Aminoglycoside antibiotics for NIH category II chronic bacterial prostatitis: A single-cohort study with one-year follow-up

Although fluoroquinolones are first-line agents for the treatment of National Institutes of Health (NIH) category II chronic bacterial prostatitis (CBP), therapy with these agents is not always feasible due to the increasing worldwide resistance of causative uropathogens. New therapeutic options are urgently required, as drugs such as β-lactam antibiotics distribute poorly to prostatic sites of infection and trimethoprim therapy is often unfeasible due to high resistance rates. The present study aimed to analyze the efficacy of aminoglycosides, administered to a cohort of 78 patients affected by fluoroquinolone-resistant CBP, or excluded from fluoroquinolone therapy due to various contraindications. Patients received netilmicin (4.5 mg/kg, once-daily, intramuscular), combined or not with a β-lactam antibiotic, for 4 weeks. Follow-up visits were scheduled 6 and 12 months after the end of treatment. Fifty-five out of 70 patients (78.6%) showed eradication of the causative pathogen, and a significant reduction of the NIH-Chronic Prostatitis Symptom Index (NIH-CPSI) total score from a baseline median value of 21 to 14 at the end of therapy, and to 9 and 8 at 6-month and 12-month follow-up assessments, respectively. The pain, voiding and quality of life subdomains of the NIH-CPSI decreased accordingly.
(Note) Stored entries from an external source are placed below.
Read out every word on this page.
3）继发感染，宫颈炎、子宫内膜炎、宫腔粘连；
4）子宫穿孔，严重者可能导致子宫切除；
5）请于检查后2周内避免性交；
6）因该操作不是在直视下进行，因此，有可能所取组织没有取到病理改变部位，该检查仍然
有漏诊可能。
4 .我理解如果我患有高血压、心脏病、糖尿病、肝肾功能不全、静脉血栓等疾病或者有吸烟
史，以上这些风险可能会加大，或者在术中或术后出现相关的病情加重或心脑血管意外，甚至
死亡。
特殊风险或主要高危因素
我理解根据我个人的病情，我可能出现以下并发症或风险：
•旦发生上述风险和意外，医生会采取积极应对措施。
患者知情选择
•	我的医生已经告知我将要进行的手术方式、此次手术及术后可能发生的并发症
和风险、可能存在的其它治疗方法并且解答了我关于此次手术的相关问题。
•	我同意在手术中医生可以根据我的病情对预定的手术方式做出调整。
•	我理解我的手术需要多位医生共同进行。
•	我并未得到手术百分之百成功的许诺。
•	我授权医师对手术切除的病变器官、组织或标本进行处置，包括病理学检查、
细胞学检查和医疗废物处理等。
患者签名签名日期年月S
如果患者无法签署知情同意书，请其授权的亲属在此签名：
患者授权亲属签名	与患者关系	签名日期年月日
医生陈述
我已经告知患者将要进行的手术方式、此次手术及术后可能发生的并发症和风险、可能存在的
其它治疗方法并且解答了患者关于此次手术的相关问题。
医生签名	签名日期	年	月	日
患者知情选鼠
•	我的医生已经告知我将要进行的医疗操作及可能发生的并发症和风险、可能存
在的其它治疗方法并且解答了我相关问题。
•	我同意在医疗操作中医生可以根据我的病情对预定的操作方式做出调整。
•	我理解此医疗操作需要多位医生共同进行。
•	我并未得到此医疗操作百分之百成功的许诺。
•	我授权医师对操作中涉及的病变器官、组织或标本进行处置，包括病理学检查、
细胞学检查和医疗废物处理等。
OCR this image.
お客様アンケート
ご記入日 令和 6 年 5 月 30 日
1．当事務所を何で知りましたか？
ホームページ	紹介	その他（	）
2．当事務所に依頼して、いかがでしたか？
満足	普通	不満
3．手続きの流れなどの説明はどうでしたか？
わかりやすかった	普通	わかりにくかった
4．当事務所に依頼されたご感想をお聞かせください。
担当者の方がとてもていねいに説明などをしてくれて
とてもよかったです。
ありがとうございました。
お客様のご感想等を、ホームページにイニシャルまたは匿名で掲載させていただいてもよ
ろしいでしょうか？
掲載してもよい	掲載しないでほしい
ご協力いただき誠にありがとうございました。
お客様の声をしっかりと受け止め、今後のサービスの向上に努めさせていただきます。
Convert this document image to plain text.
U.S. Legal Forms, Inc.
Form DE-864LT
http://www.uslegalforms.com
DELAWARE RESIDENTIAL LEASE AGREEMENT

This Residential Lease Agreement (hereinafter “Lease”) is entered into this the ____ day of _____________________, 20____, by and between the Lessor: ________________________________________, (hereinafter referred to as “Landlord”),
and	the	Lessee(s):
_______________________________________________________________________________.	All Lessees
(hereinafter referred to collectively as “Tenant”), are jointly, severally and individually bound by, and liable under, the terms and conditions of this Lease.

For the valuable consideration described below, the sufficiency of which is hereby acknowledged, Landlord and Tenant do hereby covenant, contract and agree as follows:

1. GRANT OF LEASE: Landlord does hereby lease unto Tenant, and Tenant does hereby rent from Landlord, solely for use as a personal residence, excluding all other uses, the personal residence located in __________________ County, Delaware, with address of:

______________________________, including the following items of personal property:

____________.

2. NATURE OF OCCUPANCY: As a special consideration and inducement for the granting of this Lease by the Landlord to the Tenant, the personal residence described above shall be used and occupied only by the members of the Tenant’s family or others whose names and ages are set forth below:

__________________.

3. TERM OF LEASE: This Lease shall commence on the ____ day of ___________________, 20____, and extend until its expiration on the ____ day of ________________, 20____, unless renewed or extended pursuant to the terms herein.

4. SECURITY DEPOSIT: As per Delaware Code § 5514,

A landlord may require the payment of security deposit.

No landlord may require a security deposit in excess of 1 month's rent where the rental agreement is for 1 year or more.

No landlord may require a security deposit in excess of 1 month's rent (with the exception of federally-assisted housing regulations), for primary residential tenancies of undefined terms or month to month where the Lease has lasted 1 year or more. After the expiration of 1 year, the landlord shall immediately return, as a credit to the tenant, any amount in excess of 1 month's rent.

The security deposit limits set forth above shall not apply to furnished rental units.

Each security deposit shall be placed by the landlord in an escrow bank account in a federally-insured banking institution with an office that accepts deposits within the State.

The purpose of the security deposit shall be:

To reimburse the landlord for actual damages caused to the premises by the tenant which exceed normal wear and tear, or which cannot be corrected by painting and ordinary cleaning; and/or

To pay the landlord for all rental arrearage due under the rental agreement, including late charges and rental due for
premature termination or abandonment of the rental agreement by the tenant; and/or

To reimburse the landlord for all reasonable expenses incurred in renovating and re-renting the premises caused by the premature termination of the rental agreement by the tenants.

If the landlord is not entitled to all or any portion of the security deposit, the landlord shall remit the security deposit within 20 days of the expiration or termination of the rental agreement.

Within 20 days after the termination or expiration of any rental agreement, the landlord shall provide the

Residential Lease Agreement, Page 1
In 15 patients showing persistence of infection, NIH-CPSI total and subdomain scores did not decrease at the end of therapy. Additional clinical parameters, such as the urinary peak flow rate, percentage voided bladder, serum prostate-specific antigen concentration, International Prostate Symptom Score and prostate volume improved significantly only in the group of patients in which the infection was eradicated. Therapy was well tolerated, and genetic testing for deafness-predisposing mitochondrial mutations allowed safer administration of aminoglycosides. These results suggest that aminoglycosides may become a therapeutic alternative for the treatment of CBP. These findings should be further validated in a randomized-controlled setting.

Experimental and therapeutic medicine. 2016 Aug 30 [Epub]

Vittorio Magri, Emanuele Montanari, Emanuela Marras, Gianpaolo Perletti

Urology Secondary Care Clinic, Azienda Socio-Sanitaria Territoriale-Nord, I-20132 Milan, Italy., Urology Complex Unit, Ca' Granda Foundation, IRCCS Ospedale Maggiore Policlinico di Milano, I-20122 Milan, Italy., Department of Biotechnology and Life Sciences, Section of Medical and Surgical Sciences, University of Insubria, I-21052 Busto Arsizio, Italy., Department of Biotechnology and Life Sciences, Section of Medical and Surgical Sciences, University of Insubria, I-21052 Busto Arsizio, Italy; Department of Basic Medical Sciences, Faculty of Medicine and Health Sciences, Ghent University, B-9000 Ghent, Belgium.